Trump disputes need for gag order in NY civil fraud trial
Driving the news: Trump's team said that the orders "shield" the judge overseeing the case and his law clerk from "the precise scrutiny essential to maintaining public confidence in the judiciary and ensuring a fair trial."
- Trump's team argued that any threats against the judge overseeing the trial and the clerk do not warrant the gag order.
State of play: Court officials last week wrote in a filing that "threats, harassment and disparaging comments increased exponentially" after Trump made a post on social media about Judge Arthur Engoron's principle law clerk, Allison Greenfield.
- The threats, which targeted both Engoron and Greenfield, "are considered to be serious and credible and not hypothetical or speculative," per the filing.
What they're saying: Trump's attorneys wrote in the Monday filing that the "disturbing behavior engaged in by anonymous, third-party actors towards the judge and Principal Law Clerk ... merits appropriate security measures."
- The filing argued that the behavior of others doesn't justify revoking Trump's First Amendment rights, which the judge's "partisan bias" has compromised.
- "However, it does not justify the wholesale abrogation of Petitioners' First Amendment rights in a proceeding of immense stakes to Petitioners, which has been compromised by the introduction of partisan bias on the bench."
Zoom in: Engoron issued the gag order last month after Trump's post on his Truth Social account about Greenfield. The former president has been fined twice over violations of the gag order.

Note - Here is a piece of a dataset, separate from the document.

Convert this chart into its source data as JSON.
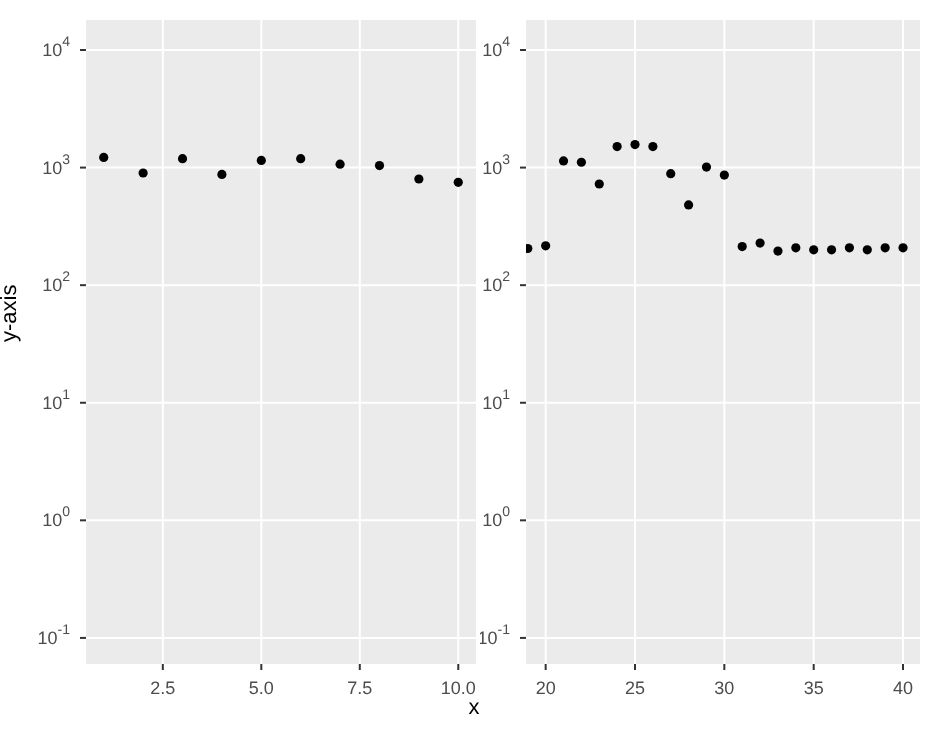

- A New York appeals court earlier this month temporarily halted the gag order on Trump and his legal team in the ongoing trial.
What's next: Defense attorney Christopher Kise said Monday that Trump is likely to testify on Dec. 11 as the final witness in the ongoing trial, ABC News reports.
- Trump's son, Eric Trump, is also set to return to the witness stand on Dec. 6. Eric Trump and the former president himself have both previously been called to testify by the New York attorney general's office.